The most important element in the diagnostic test is the accuracy of the test in terms of specificity and sensitivity. The results of the sensitivity and specificity of smear and culture results between PDCsand CTRL differ from results of a previous study in Dar es Salaam which showed that the overall sensitivity and specificity of 88.5% and 100%, respectively (Basra et al., 2006). This indicates that there are variations in quality of smear microscopy between tuberculosis laboratories in Dar es Salaam and most likely throughout the country. This is probably due to overwhelming burden of tuberculosis especially in Dar es Salaam coupled with insufficient staff.

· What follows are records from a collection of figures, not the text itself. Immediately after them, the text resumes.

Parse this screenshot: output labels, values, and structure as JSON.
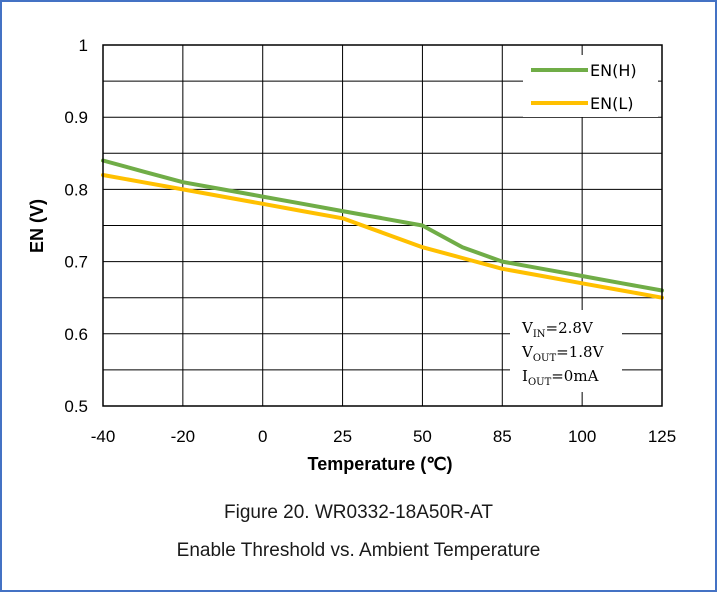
{
  "chart_data": {
    "type": "line",
    "title": "",
    "xlabel": "Temperature (℃)",
    "ylabel": "EN (V)",
    "categories": [
      "-40",
      "-20",
      "0",
      "25",
      "50",
      "85",
      "100",
      "125"
    ],
    "ylim": [
      0.5,
      1
    ],
    "yticks": [
      "0.5",
      "0.6",
      "0.7",
      "0.8",
      "0.9",
      "1"
    ],
    "grid": true,
    "legend_position": "top-right",
    "series": [
      {
        "name": "EN(H)",
        "color": "#70ad47",
        "points": [
          [
            -40,
            0.84
          ],
          [
            -30,
            0.825
          ],
          [
            -20,
            0.81
          ],
          [
            -10,
            0.8
          ],
          [
            0,
            0.79
          ],
          [
            12.5,
            0.78
          ],
          [
            25,
            0.77
          ],
          [
            37.5,
            0.76
          ],
          [
            50,
            0.75
          ],
          [
            67.5,
            0.72
          ],
          [
            85,
            0.7
          ],
          [
            92.5,
            0.69
          ],
          [
            100,
            0.68
          ],
          [
            112.5,
            0.67
          ],
          [
            125,
            0.66
          ]
        ]
      },
      {
        "name": "EN(L)",
        "color": "#ffc000",
        "points": [
          [
            -40,
            0.82
          ],
          [
            -30,
            0.81
          ],
          [
            -20,
            0.8
          ],
          [
            -10,
            0.79
          ],
          [
            0,
            0.78
          ],
          [
            12.5,
            0.77
          ],
          [
            25,
            0.76
          ],
          [
            37.5,
            0.74
          ],
          [
            50,
            0.72
          ],
          [
            67.5,
            0.705
          ],
          [
            85,
            0.69
          ],
          [
            92.5,
            0.68
          ],
          [
            100,
            0.67
          ],
          [
            112.5,
            0.66
          ],
          [
            125,
            0.65
          ]
        ]
      }
    ],
    "annotation": {
      "lines": [
        {
          "base": "V",
          "sub": "IN",
          "value": "=2.8V"
        },
        {
          "base": "V",
          "sub": "OUT",
          "value": "=1.8V"
        },
        {
          "base": "I",
          "sub": "OUT",
          "value": "=0mA"
        }
      ]
    }
  },
  "caption": {
    "line1": "Figure 20. WR0332-18A50R-AT",
    "line2": "Enable Threshold vs. Ambient Temperature"
  }
}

The false smear-negative and smear-positive rates observed in this study are higher than that reported from a similar study in Malawi (Mundy, 2002) where false positive and negative rates for AFB microscopy were less than 2%. Our results indicate that the PDCs are increasingly making incorrect diagnoses. The overall results showed that about one fifth (29/157) of patients were misdiagnosed as non cases and therefore not treated. This under reading has also been reported in other several studies. While a study in Tanzania showed a false negative of 24% that of Kenya showed false negative of about 25%. (Basra et al., 2006; Hawken et al., 2001). The one fifth misdiagnoses if extrapolated to about 10-15 new infection each of these untreated cases could produce annually in an HIV negative population, these could mean increased probability of about 290-435 new infection and about 29-44 new cases in a life time period. However the effect could be low if HIV was not there, but in HIV positive population similar cases will be produced annually. If extrapolated this to 1% prevalence of Multi-Drug resistance TB (MDR-TB) among new cases, we found that we will be producing 0.29-0.44 MDR-TB cases annually just for missing 29 cases only.

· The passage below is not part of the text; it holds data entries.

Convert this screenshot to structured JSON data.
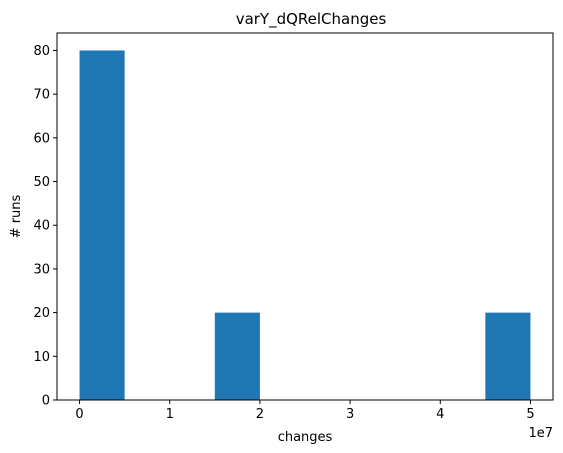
{
  "chart_data": {
    "type": "bar",
    "title": "varY_dQRelChanges",
    "xlabel": "changes",
    "ylabel": "# runs",
    "x_offset_label": "1e7",
    "bins": [
      {
        "start": 0.0,
        "end": 0.5,
        "count": 80
      },
      {
        "start": 0.5,
        "end": 1.0,
        "count": 0
      },
      {
        "start": 1.0,
        "end": 1.5,
        "count": 0
      },
      {
        "start": 1.5,
        "end": 2.0,
        "count": 20
      },
      {
        "start": 2.0,
        "end": 2.5,
        "count": 0
      },
      {
        "start": 2.5,
        "end": 3.0,
        "count": 0
      },
      {
        "start": 3.0,
        "end": 3.5,
        "count": 0
      },
      {
        "start": 3.5,
        "end": 4.0,
        "count": 0
      },
      {
        "start": 4.0,
        "end": 4.5,
        "count": 0
      },
      {
        "start": 4.5,
        "end": 5.0,
        "count": 20
      }
    ],
    "xlim": [
      -0.25,
      5.25
    ],
    "ylim": [
      0,
      84
    ],
    "xticks": [
      0,
      1,
      2,
      3,
      4,
      5
    ],
    "xtick_labels": [
      "0",
      "1",
      "2",
      "3",
      "4",
      "5"
    ],
    "yticks": [
      0,
      10,
      20,
      30,
      40,
      50,
      60,
      70,
      80
    ],
    "ytick_labels": [
      "0",
      "10",
      "20",
      "30",
      "40",
      "50",
      "60",
      "70",
      "80"
    ],
    "bar_color": "#1f77b4",
    "grid": false,
    "legend": "none"
  }
}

Misdiagnosis contributes to low coverage for early treatment, suffering and ultimate death. This could be one of the reasons for increased transmission of the disease in Dar es Salaam (Eldholm et al., 2006). Moreover, false negative exaggerate a true magnitude of smear negative tuberculosis which is said to be fuelled by HIV/AIDS.

In conclusions laboratories at peripheral diagnostic centres in Dar es Salaam show inadequate performance in diagnosis of TB using smear microscopy. It is obvious that rigorous measures to improve the quality of smear microscopy diagnosis are urgently required.

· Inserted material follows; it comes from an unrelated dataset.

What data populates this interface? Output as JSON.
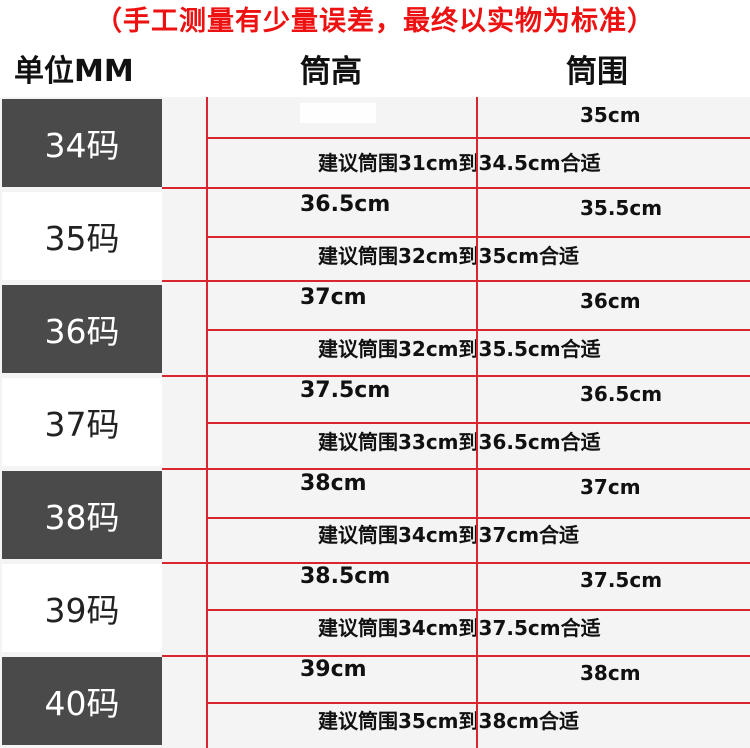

We are grateful to Mrs Levina Lema and Dr. Mbazi Senkoro for their critical review of the early version of the manuscript. We thank the Regional Tuberculosis and Leprosy Coordinators for Temeke, Mwananyamala and Ilala for their support. We are grateful to all district tuberculosis and leprosy coordinators and laboratory personnel from the 13 PDCs for their enthusiasm and technical support. This study received financial assistance from the Ministry of Health and Social Welfare, Tanzania.